Commitment Hour, James Alan Gardner
EOS, 1998, 343 pages, C$7.99 mmpb, ISBN 0-380-79827-1
First, a truly horrible confession, then the review.
My truly horrible confession is that I don’t care all that much about Science Fiction that sets out to explore the limits of gender identity. It’s a theme that just doesn’t interest me. Now, this wouldn’t mean much to most, but in a field which has hailed works like The Left Hand of Darkness and pioneered feminism before it was hip, well, it’s a bit like claiming to be a heretic. Broadly speaking, I have a really hard time getting excited about anything that makes in on the Tiptree Award ballot. (“An annual literary prize for science fiction or fantasy that expands or explores our understanding of gender.” says www.tiptree.org)
Which makes my reaction to Commitment Hour even more surprising.
Shortly stated, Commitment Hour is the story of a small village in a distant future in which the young ones switch, year after year, from one gender to another. After their twentieth year, they get to choose what gender they’ll remain for the rest of their lives.
Normally, I would simply shrug at the premise and grit my teeth at having to read hundreds of pages on the subject. But the wonder of Commitment Hour is how it quickly and efficiently draws its reader in the lives of protagonist Fullin and the rest of his/her village. Before long, their calm routine is disrupted by the arrival of an outside observer and his neuter companion, an especially troubling event given the village’s widespread hatred of neuters.
As the story unfolds, so do the layers of meaning and purpose behind the village’s unusual society. While the story may start in a cheerfully retrograde pastoral fantasy setting (another one of my pet peeves), Gardner slows strips away the false simplicity of Fullin’s life until we’re left with brushed steel and active nanotechnology. Good stuff.

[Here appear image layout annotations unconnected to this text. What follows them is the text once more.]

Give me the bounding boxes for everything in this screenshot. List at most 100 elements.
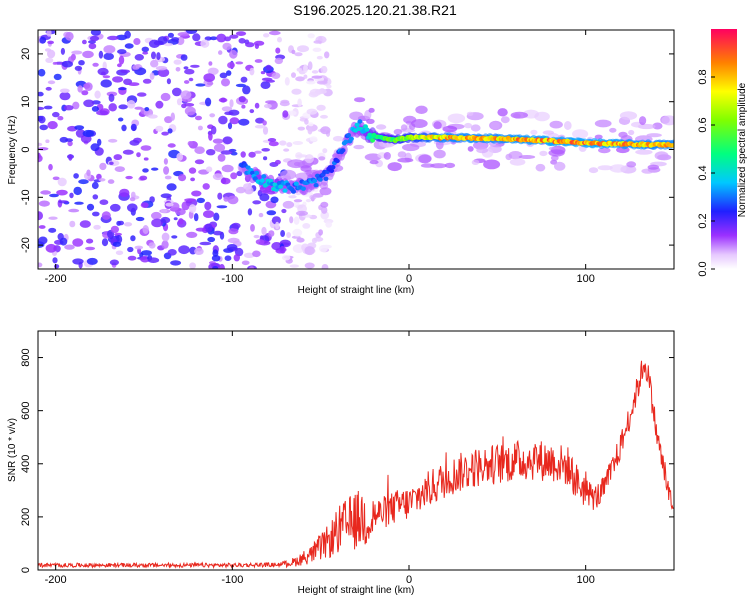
noise-blob bbox=[387, 162, 402, 172]
ridge-mark bbox=[330, 165, 336, 170]
noise-blob bbox=[221, 78, 230, 87]
noise-blob bbox=[194, 146, 205, 154]
noise-blob bbox=[235, 83, 246, 88]
ridge-mark bbox=[291, 189, 296, 194]
noise-blob bbox=[447, 113, 466, 124]
noise-blob bbox=[118, 117, 124, 122]
noise-blob bbox=[98, 178, 106, 182]
noise-blob bbox=[127, 246, 134, 253]
noise-blob bbox=[510, 111, 528, 119]
noise-blob bbox=[224, 255, 232, 261]
noise-blob bbox=[212, 138, 224, 144]
noise-blob bbox=[293, 199, 303, 203]
noise-blob bbox=[56, 189, 68, 196]
noise-blob bbox=[229, 99, 234, 108]
noise-blob bbox=[107, 35, 119, 41]
noise-blob bbox=[186, 231, 198, 238]
noise-blob bbox=[134, 54, 144, 61]
noise-blob bbox=[207, 67, 219, 76]
noise-blob bbox=[204, 36, 212, 41]
noise-blob bbox=[304, 154, 314, 164]
noise-blob bbox=[217, 153, 226, 162]
noise-blob bbox=[91, 106, 99, 112]
noise-blob bbox=[127, 100, 136, 109]
signal-ridge bbox=[237, 119, 674, 196]
noise-blob bbox=[219, 72, 228, 79]
x-tick-label: -100 bbox=[221, 273, 243, 285]
noise-blob bbox=[172, 87, 182, 97]
noise-blob bbox=[167, 143, 176, 148]
noise-blob bbox=[140, 202, 149, 209]
noise-blob bbox=[144, 107, 150, 112]
noise-blob bbox=[309, 194, 317, 200]
noise-blob bbox=[161, 240, 169, 249]
noise-blob bbox=[240, 76, 248, 83]
noise-blob bbox=[262, 120, 267, 126]
noise-blob bbox=[120, 69, 131, 74]
noise-blob bbox=[155, 66, 168, 71]
noise-blob bbox=[420, 163, 435, 168]
noise-blob bbox=[220, 177, 231, 185]
noise-blob bbox=[467, 146, 474, 152]
noise-blob bbox=[57, 116, 64, 121]
noise-blob bbox=[476, 147, 489, 154]
ridge-mark bbox=[343, 139, 349, 144]
noise-blob bbox=[255, 239, 265, 245]
ridge-mark bbox=[312, 178, 318, 184]
noise-blob bbox=[103, 45, 116, 54]
noise-blob bbox=[297, 45, 309, 53]
noise-blob bbox=[307, 127, 313, 135]
noise-blob bbox=[229, 117, 240, 125]
noise-blob bbox=[38, 211, 43, 221]
noise-blob bbox=[252, 200, 262, 205]
noise-blob bbox=[418, 154, 432, 164]
noise-blob bbox=[100, 79, 112, 88]
noise-blob bbox=[292, 141, 304, 145]
colorbar-tick-label: 0.0 bbox=[697, 261, 709, 276]
y-tick-label: 0 bbox=[20, 567, 32, 573]
noise-blob bbox=[316, 104, 326, 111]
noise-blob bbox=[303, 74, 308, 79]
colorbar-tick-label: 0.6 bbox=[697, 117, 709, 132]
noise-blob bbox=[132, 64, 140, 70]
noise-blob bbox=[652, 122, 663, 130]
noise-blob bbox=[85, 246, 96, 251]
noise-blob bbox=[212, 249, 219, 257]
noise-blob bbox=[292, 228, 303, 237]
noise-blob bbox=[45, 86, 52, 91]
noise-blob bbox=[69, 192, 74, 199]
noise-blob bbox=[364, 109, 372, 120]
noise-blob bbox=[266, 210, 277, 216]
noise-blob bbox=[332, 135, 344, 142]
noise-blob bbox=[366, 118, 375, 124]
top-x-axis-label: Height of straight line (km) bbox=[298, 285, 415, 296]
noise-blob bbox=[171, 37, 180, 42]
noise-blob bbox=[279, 140, 287, 146]
y-tick-label: 0 bbox=[20, 146, 32, 152]
bottom-y-ticks: 0 200 400 600 800 bbox=[20, 348, 674, 573]
noise-blob bbox=[38, 91, 44, 97]
snr-frame bbox=[37, 330, 675, 571]
noise-blob bbox=[178, 174, 187, 182]
x-tick-label: -200 bbox=[45, 273, 67, 285]
noise-blob bbox=[139, 175, 148, 181]
noise-blob bbox=[46, 30, 52, 37]
noise-blob bbox=[108, 93, 115, 102]
noise-blob bbox=[148, 39, 160, 48]
noise-blob bbox=[254, 124, 266, 129]
noise-blob bbox=[280, 169, 297, 180]
noise-blob bbox=[243, 252, 255, 258]
noise-blob bbox=[238, 118, 250, 126]
noise-blob bbox=[195, 83, 206, 87]
noise-blob bbox=[307, 33, 315, 39]
noise-blob bbox=[38, 154, 43, 163]
bottom-x-axis-label: Height of straight line (km) bbox=[298, 585, 415, 596]
noise-blob bbox=[38, 236, 48, 245]
ridge-mark bbox=[370, 138, 376, 143]
noise-blob bbox=[188, 77, 194, 82]
top-y-axis-label: Frequency (Hz) bbox=[7, 116, 18, 185]
noise-blob bbox=[103, 52, 114, 61]
noise-blob bbox=[641, 168, 654, 174]
noise-blob bbox=[296, 237, 305, 243]
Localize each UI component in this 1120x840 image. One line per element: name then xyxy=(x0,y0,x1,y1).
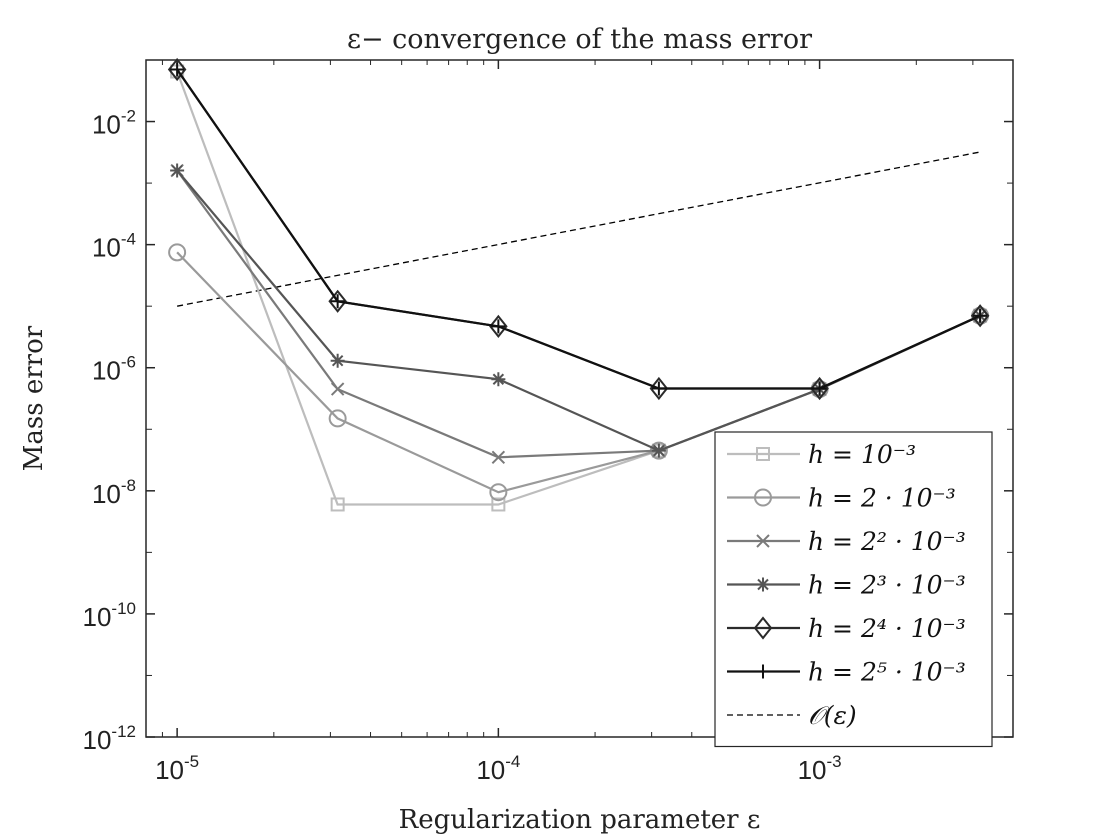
legend-entry: 𝒪(ε) xyxy=(727,701,857,730)
chart-title: ε− convergence of the mass error xyxy=(347,24,812,55)
legend-label: 𝒪(ε) xyxy=(808,701,857,730)
series-5-point xyxy=(649,376,669,401)
series-line-4 xyxy=(176,169,981,452)
legend-entry: h = 2 · 10⁻³ xyxy=(727,484,956,513)
y-tick-label: 10-4 xyxy=(92,230,136,263)
series-6-point xyxy=(330,294,345,309)
y-axis-label: Mass error xyxy=(19,325,49,471)
x-tick-label: 10-5 xyxy=(155,752,199,785)
series-4-point xyxy=(330,353,345,368)
x-axis-label: Regularization parameter ε xyxy=(399,805,761,835)
legend-label: h = 10⁻³ xyxy=(808,440,916,469)
series-line-5 xyxy=(176,68,981,390)
series-4 xyxy=(170,163,988,458)
y-tick-label: 10-6 xyxy=(92,353,136,386)
legend-entry: h = 2³ · 10⁻³ xyxy=(727,571,966,600)
legend-swatch-marker xyxy=(756,577,770,592)
y-tick-label: 10-10 xyxy=(83,599,137,632)
legend-label: h = 2⁴ · 10⁻³ xyxy=(808,614,966,643)
legend-entry: h = 2² · 10⁻³ xyxy=(727,527,966,556)
plot-frame xyxy=(145,59,1014,738)
series-6 xyxy=(170,62,988,396)
series-1-point xyxy=(491,497,506,512)
series-1-point xyxy=(330,497,345,512)
series-3-point xyxy=(330,382,345,396)
y-tick-label: 10-2 xyxy=(92,107,136,140)
legend-entry: h = 2⁴ · 10⁻³ xyxy=(727,614,966,643)
series-5-point xyxy=(328,289,347,313)
legend-swatch-marker xyxy=(756,534,770,548)
series-6-point xyxy=(651,381,666,396)
series-2-point xyxy=(328,409,347,428)
series-4-point xyxy=(651,443,666,458)
legend-label: h = 2² · 10⁻³ xyxy=(808,527,966,556)
series-2-point xyxy=(489,483,508,502)
legend-swatch-marker xyxy=(753,616,773,640)
series-6-point xyxy=(973,308,988,323)
legend-swatch-marker xyxy=(756,664,770,679)
x-tick-label: 10-3 xyxy=(798,752,842,785)
legend-swatch-marker xyxy=(756,447,770,461)
series-3 xyxy=(170,163,987,465)
series-5-point xyxy=(970,304,990,328)
legend-entry: h = 2⁵ · 10⁻³ xyxy=(727,658,966,687)
series-3-point xyxy=(491,450,506,465)
reference-line-path xyxy=(177,151,981,307)
series-layer xyxy=(167,57,990,512)
series-6-point xyxy=(170,62,185,77)
series-6-point xyxy=(812,381,827,396)
series-4-point xyxy=(170,163,185,178)
x-tick-label: 10-4 xyxy=(476,752,520,785)
y-tick-label: 10-8 xyxy=(92,476,136,509)
series-5 xyxy=(167,57,990,401)
legend-box xyxy=(714,431,993,748)
series-6-point xyxy=(491,319,506,334)
legend-label: h = 2⁵ · 10⁻³ xyxy=(808,658,966,687)
legend-label: h = 2 · 10⁻³ xyxy=(808,484,956,513)
series-2-point xyxy=(168,243,187,262)
series-5-point xyxy=(489,314,508,338)
series-4-point xyxy=(491,372,506,387)
axis-ticks: 10-5 10-4 10-3 10-2 10-4 10-6 10-8 10-10 10-12 xyxy=(83,59,1014,785)
legend: h = 10⁻³ h = 2 · 10⁻³ h = 2² · 10⁻³ h = 2³ … xyxy=(714,431,993,748)
series-line-6 xyxy=(176,68,981,390)
legend-label: h = 2³ · 10⁻³ xyxy=(808,571,966,600)
series-5-point xyxy=(167,57,187,82)
reference-line xyxy=(177,151,981,307)
legend-swatch-marker xyxy=(754,488,772,507)
y-tick-label: 10-12 xyxy=(83,722,137,755)
legend-entry: h = 10⁻³ xyxy=(727,440,916,469)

All the while, Gardner’s voice does wonder at keeping the preaching to a minimum. A few lines are surprisingly funny (“As a forty-year-old woman, (she) actually had a remarkable body… then it struck me that I was ogling (…) my mother. I shuddered with a sudden case of the icks.” [P.151]) and the overall light tone of the novel is a welcome change from the dreary self-importance in which most Tiptree-Award nominees usually smother themselves. The accumulated goodwill created by the novel is strong enough that its impact isn’t soured when the story hakes an abrupt turn toward dramatic intensity during the course of its conclusion. Then again the conclusion is suitably uplifting, a minor miracle given the twenty or so ghastly pages leading to it. A lot of it has to do with the novel’s plot-driven thrust: Here, the genre-switching is an important part of the story, but certainly not the end of it; it’s only a part of a larger mystery and a good excuse for exploring other issues. Could this be why this book interested me despite elements I wouldn’t normally go for?
Technically, there isn’t much that’s wrong with Commitment Hour. The writing is efficient, the numerous character are well-sketched and the story steadily advances, page after page. The protagonist has a few unpleasant choices to make, and every chapter seems to be bringing extra complications. The only aspect where I felt a discontinuity between the author’s intentions and the actual execution were in presenting the protagonist’s different thought processes as s/he switched from male to female personalities.
But no matter. Commitment Hour is still an unexpected good read. In fact, it’s even more surprising given how little I had cared for Expendable, Gardner’s first novel. His second effort seems more compelling, more interesting and, yes, more successful. You can reliably bet that I’ll be taking another look at this author’s works from now on.
Even my reluctance to appreciate works lauded for the Tiptree award can be explained after all; while doing research for this review, I cam across the “long list” of works considered for the 1998 Tiptree, and saw that Commitment Hour had been dismissed as too conventional and mainstream. Go figure. Show’s em how much they know.